Abstract

Foundation of churches and monasteries in the tenth and eleventh centuries often have more to do with economic and political concerns than they have to do with religious motivation. Though historians have long recognized the importance of the basilica of San Miniato al Monte in Florence for the history of the Tuscan romanesque, they have largely failed to see that its foundation stemmed from conflicts over competing interests between rival families in the northern Tuscan elite. The tenth and early eleventh centuries saw the formation of several powerful family lineages ( consorterie) in northern Tuscany, which organized their regional patrimonies into proprietary monasteries.

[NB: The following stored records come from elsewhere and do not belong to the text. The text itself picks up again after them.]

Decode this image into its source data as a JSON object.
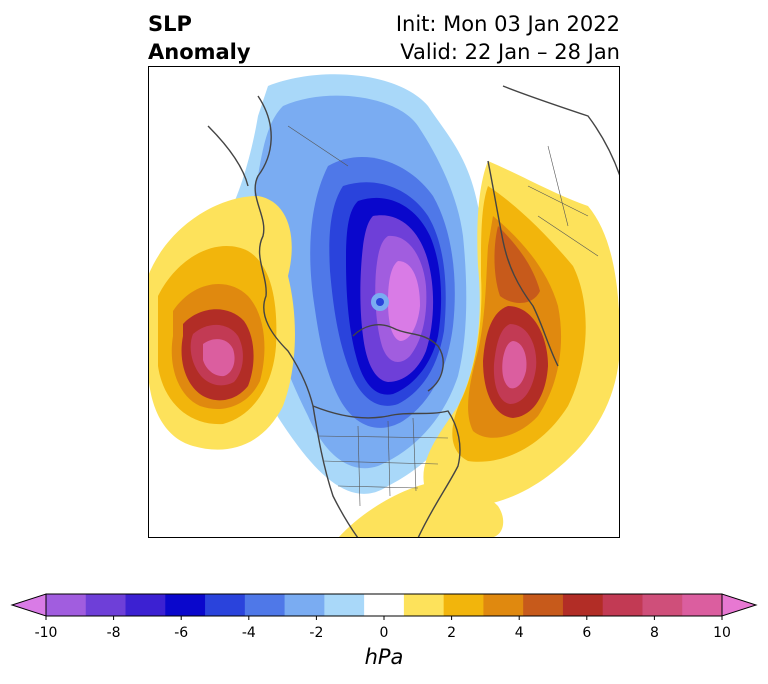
{
  "header": {
    "variable_line1": "SLP",
    "variable_line2": "Anomaly",
    "init": "Init: Mon 03 Jan 2022",
    "valid": "Valid: 22 Jan – 28 Jan"
  },
  "map": {
    "projection": "north polar stereographic",
    "features": {
      "negative_center": "Arctic / northern Canada, minimum below -10 hPa",
      "positive_center_pacific": "North Pacific, maximum above 10 hPa",
      "positive_center_atlantic": "North Atlantic / western Europe, maximum near 10 hPa"
    }
  },
  "colorbar": {
    "unit": "hPa",
    "ticks": [
      "-10",
      "-8",
      "-6",
      "-4",
      "-2",
      "0",
      "2",
      "4",
      "6",
      "8",
      "10"
    ],
    "extend": "both",
    "colors": [
      "#d97be6",
      "#a15ddf",
      "#6e3fd8",
      "#3c21d2",
      "#0a07cc",
      "#2a43dc",
      "#4f78e8",
      "#7aacf2",
      "#a9d8f9",
      "#ffffff",
      "#fde25b",
      "#f2b50c",
      "#e0890f",
      "#c75a1b",
      "#b22d26",
      "#c23a54",
      "#cf4f7a",
      "#db5e9f",
      "#e778d2"
    ]
  }
}
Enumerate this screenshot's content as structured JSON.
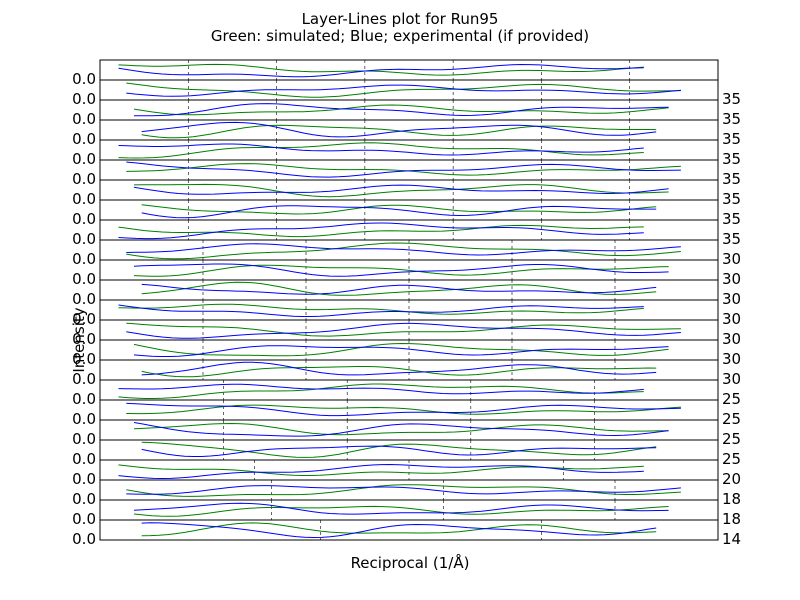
{
  "chart_data": {
    "type": "line",
    "title": "Layer-Lines plot for Run95",
    "subtitle": "Green: simulated; Blue; experimental (if provided)",
    "xlabel": "Reciprocal (1/Å)",
    "ylabel": "Intensity",
    "grid": true,
    "colors": {
      "simulated": "#008000",
      "experimental": "#0000ff"
    },
    "left_tick_label": "0.0",
    "panels": [
      {
        "right_tick": "",
        "xmax": 0.35
      },
      {
        "right_tick": "35",
        "xmax": 0.35
      },
      {
        "right_tick": "35",
        "xmax": 0.35
      },
      {
        "right_tick": "35",
        "xmax": 0.35
      },
      {
        "right_tick": "35",
        "xmax": 0.35
      },
      {
        "right_tick": "35",
        "xmax": 0.35
      },
      {
        "right_tick": "35",
        "xmax": 0.35
      },
      {
        "right_tick": "35",
        "xmax": 0.35
      },
      {
        "right_tick": "35",
        "xmax": 0.35
      },
      {
        "right_tick": "30",
        "xmax": 0.3
      },
      {
        "right_tick": "30",
        "xmax": 0.3
      },
      {
        "right_tick": "30",
        "xmax": 0.3
      },
      {
        "right_tick": "30",
        "xmax": 0.3
      },
      {
        "right_tick": "30",
        "xmax": 0.3
      },
      {
        "right_tick": "30",
        "xmax": 0.3
      },
      {
        "right_tick": "30",
        "xmax": 0.3
      },
      {
        "right_tick": "25",
        "xmax": 0.25
      },
      {
        "right_tick": "25",
        "xmax": 0.25
      },
      {
        "right_tick": "25",
        "xmax": 0.25
      },
      {
        "right_tick": "25",
        "xmax": 0.25
      },
      {
        "right_tick": "20",
        "xmax": 0.2
      },
      {
        "right_tick": "18",
        "xmax": 0.18
      },
      {
        "right_tick": "18",
        "xmax": 0.18
      },
      {
        "right_tick": "14",
        "xmax": 0.14
      }
    ]
  }
}
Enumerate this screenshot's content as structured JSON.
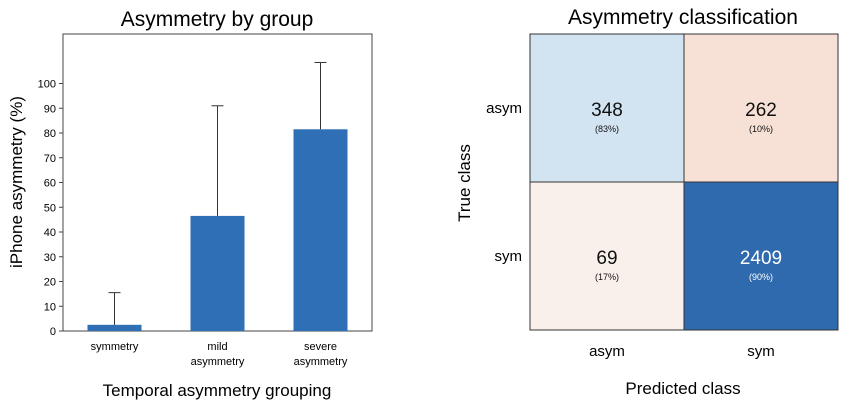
{
  "bar_chart": {
    "title": "Asymmetry by group",
    "xlabel": "Temporal asymmetry grouping",
    "ylabel": "iPhone asymmetry (%)",
    "yticks": [
      "0",
      "10",
      "20",
      "30",
      "40",
      "50",
      "60",
      "70",
      "80",
      "90",
      "100"
    ]
  },
  "confusion_matrix": {
    "title": "Asymmetry classification",
    "xlabel": "Predicted class",
    "ylabel": "True class",
    "col_labels": [
      "asym",
      "sym"
    ],
    "row_labels": [
      "asym",
      "sym"
    ],
    "cells": [
      [
        {
          "count": "348",
          "pct": "(83%)"
        },
        {
          "count": "262",
          "pct": "(10%)"
        }
      ],
      [
        {
          "count": "69",
          "pct": "(17%)"
        },
        {
          "count": "2409",
          "pct": "(90%)"
        }
      ]
    ]
  },
  "chart_data": [
    {
      "type": "bar",
      "title": "Asymmetry by group",
      "xlabel": "Temporal asymmetry grouping",
      "ylabel": "iPhone asymmetry (%)",
      "categories": [
        [
          "symmetry"
        ],
        [
          "mild",
          "asymmetry"
        ],
        [
          "severe",
          "asymmetry"
        ]
      ],
      "values": [
        2.5,
        46.5,
        81.5
      ],
      "error_upper": [
        15.5,
        91,
        108.5
      ],
      "ylim": [
        0,
        120
      ],
      "color": "#2f6fb5"
    },
    {
      "type": "heatmap",
      "title": "Asymmetry classification",
      "xlabel": "Predicted class",
      "ylabel": "True class",
      "x": [
        "asym",
        "sym"
      ],
      "y": [
        "asym",
        "sym"
      ],
      "values": [
        [
          348,
          262
        ],
        [
          69,
          2409
        ]
      ],
      "percent_labels": [
        [
          "(83%)",
          "(10%)"
        ],
        [
          "(17%)",
          "(90%)"
        ]
      ],
      "cell_colors": [
        [
          "#d2e3f1",
          "#f7e1d7"
        ],
        [
          "#faf0eb",
          "#2f6aae"
        ]
      ]
    }
  ]
}
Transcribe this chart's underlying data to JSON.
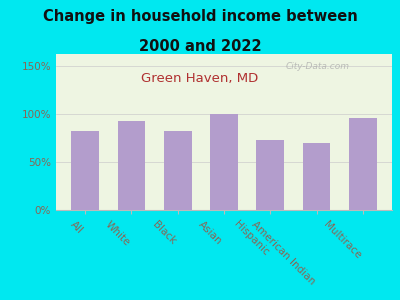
{
  "title_line1": "Change in household income between",
  "title_line2": "2000 and 2022",
  "subtitle": "Green Haven, MD",
  "watermark": "City-Data.com",
  "categories": [
    "All",
    "White",
    "Black",
    "Asian",
    "Hispanic",
    "American Indian",
    "Multirace"
  ],
  "values": [
    82,
    92,
    82,
    100,
    73,
    70,
    96
  ],
  "bar_color": "#b39dcc",
  "background_outer": "#00e8f0",
  "background_inner": "#eef5e2",
  "title_color": "#111111",
  "subtitle_color": "#b03030",
  "tick_label_color": "#886655",
  "ytick_labels": [
    "0%",
    "50%",
    "100%",
    "150%"
  ],
  "ytick_values": [
    0,
    50,
    100,
    150
  ],
  "ylim": [
    0,
    162
  ],
  "title_fontsize": 10.5,
  "subtitle_fontsize": 9.5,
  "tick_fontsize": 7.5,
  "xlabel_rotation": -45
}
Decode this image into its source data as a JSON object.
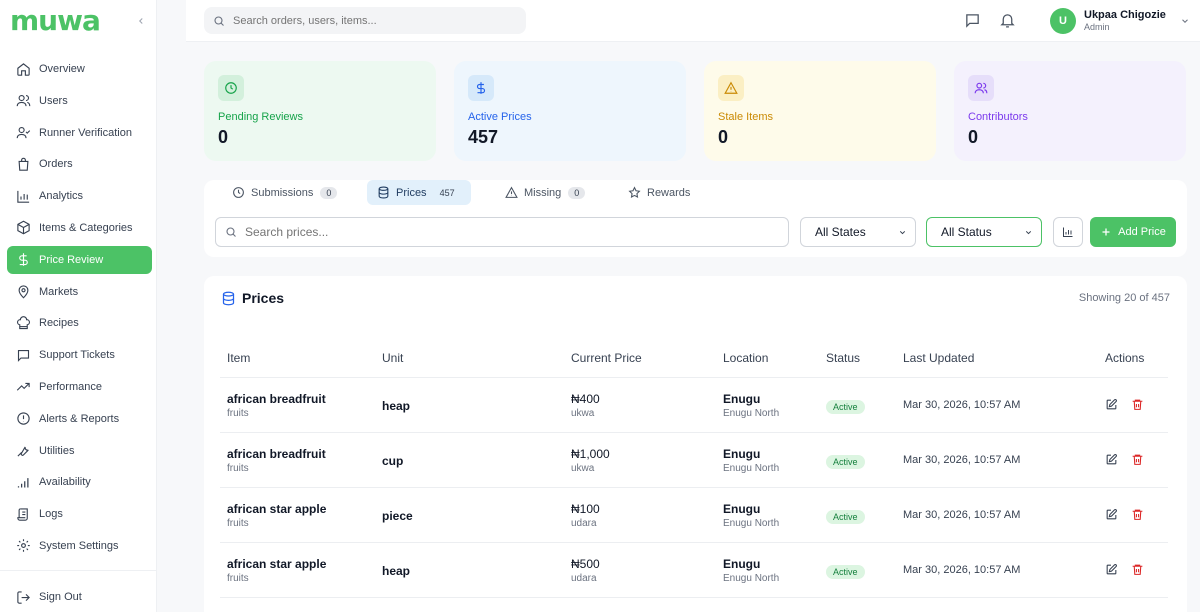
{
  "app": {
    "logo": "muwa"
  },
  "sidebar": {
    "items": [
      {
        "label": "Overview",
        "icon": "home-icon"
      },
      {
        "label": "Users",
        "icon": "users-icon"
      },
      {
        "label": "Runner Verification",
        "icon": "user-check-icon"
      },
      {
        "label": "Orders",
        "icon": "shopping-bag-icon"
      },
      {
        "label": "Analytics",
        "icon": "bar-chart-icon"
      },
      {
        "label": "Items & Categories",
        "icon": "package-icon"
      },
      {
        "label": "Price Review",
        "icon": "dollar-icon",
        "active": true
      },
      {
        "label": "Markets",
        "icon": "map-pin-icon"
      },
      {
        "label": "Recipes",
        "icon": "chef-hat-icon"
      },
      {
        "label": "Support Tickets",
        "icon": "message-square-icon"
      },
      {
        "label": "Performance",
        "icon": "trending-up-icon"
      },
      {
        "label": "Alerts & Reports",
        "icon": "alert-circle-icon"
      },
      {
        "label": "Utilities",
        "icon": "wrench-icon"
      },
      {
        "label": "Availability",
        "icon": "signal-icon"
      },
      {
        "label": "Logs",
        "icon": "scroll-icon"
      },
      {
        "label": "System Settings",
        "icon": "gear-icon"
      }
    ],
    "signout": "Sign Out"
  },
  "header": {
    "search_placeholder": "Search orders, users, items...",
    "user": {
      "initial": "U",
      "name": "Ukpaa Chigozie",
      "role": "Admin"
    }
  },
  "stats": [
    {
      "label": "Pending Reviews",
      "value": "0",
      "bg": "#edf9f1",
      "icon_bg": "#d3f0dc",
      "color": "#16a34a",
      "icon": "clock-icon"
    },
    {
      "label": "Active Prices",
      "value": "457",
      "bg": "#eef6fd",
      "icon_bg": "#d6e9fa",
      "color": "#2563eb",
      "icon": "dollar-icon"
    },
    {
      "label": "Stale Items",
      "value": "0",
      "bg": "#fefbea",
      "icon_bg": "#fbefc4",
      "color": "#ca8a04",
      "icon": "alert-triangle-icon"
    },
    {
      "label": "Contributors",
      "value": "0",
      "bg": "#f4f1fd",
      "icon_bg": "#e6defa",
      "color": "#7c3aed",
      "icon": "users-icon"
    }
  ],
  "tabs": [
    {
      "label": "Submissions",
      "count": "0"
    },
    {
      "label": "Prices",
      "count": "457",
      "active": true
    },
    {
      "label": "Missing",
      "count": "0"
    },
    {
      "label": "Rewards"
    }
  ],
  "filters": {
    "search_placeholder": "Search prices...",
    "state_select": "All States",
    "status_select": "All Status",
    "add_button": "Add Price"
  },
  "table": {
    "title": "Prices",
    "showing": "Showing 20 of 457",
    "columns": [
      "Item",
      "Unit",
      "Current Price",
      "Location",
      "Status",
      "Last Updated",
      "Actions"
    ],
    "rows": [
      {
        "item": "african breadfruit",
        "category": "fruits",
        "unit": "heap",
        "price": "₦400",
        "variant": "ukwa",
        "state": "Enugu",
        "lga": "Enugu North",
        "status": "Active",
        "updated": "Mar 30, 2026, 10:57 AM"
      },
      {
        "item": "african breadfruit",
        "category": "fruits",
        "unit": "cup",
        "price": "₦1,000",
        "variant": "ukwa",
        "state": "Enugu",
        "lga": "Enugu North",
        "status": "Active",
        "updated": "Mar 30, 2026, 10:57 AM"
      },
      {
        "item": "african star apple",
        "category": "fruits",
        "unit": "piece",
        "price": "₦100",
        "variant": "udara",
        "state": "Enugu",
        "lga": "Enugu North",
        "status": "Active",
        "updated": "Mar 30, 2026, 10:57 AM"
      },
      {
        "item": "african star apple",
        "category": "fruits",
        "unit": "heap",
        "price": "₦500",
        "variant": "udara",
        "state": "Enugu",
        "lga": "Enugu North",
        "status": "Active",
        "updated": "Mar 30, 2026, 10:57 AM"
      }
    ]
  }
}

Two of those lineages — the Guidi and the Cadolingi — derived much of their wealth from the seizure of properties formerly held by the bishops of Florence. Endowing its two proprietary monasteries at Fucecchio and Settimo at the end of the tenth and beginning of the eleventh centuries with a patrimony which may have included lands claimed by the bishop, the Cadolingi patronized a faction within the Florentine clergy that challenged the moral qualifications of Bishop Hildebrand to be bishop. In order to defend episcopal properties from usurpation by the Caldolingi and Guidi and to provide a cover for his own family's appropriation of ecclesiastical property, Bishop Hildebrand consciously orchestrated after 1014 the revival of the cult of the first martyr of Florence, St Minias. The core of that program was the construction of the basilica and monastery of San Miniato. Endowing the basilica with the episcopal properties he sought to protect, the bishop appointed a loyal abbot who agreed to write a new Passio of the saint. Bishop Hildebrand managed to hold on to his office in spite of the challenges to his prelacy, but shortly after his death his sons lost control of the church property bequeathed to them by their father.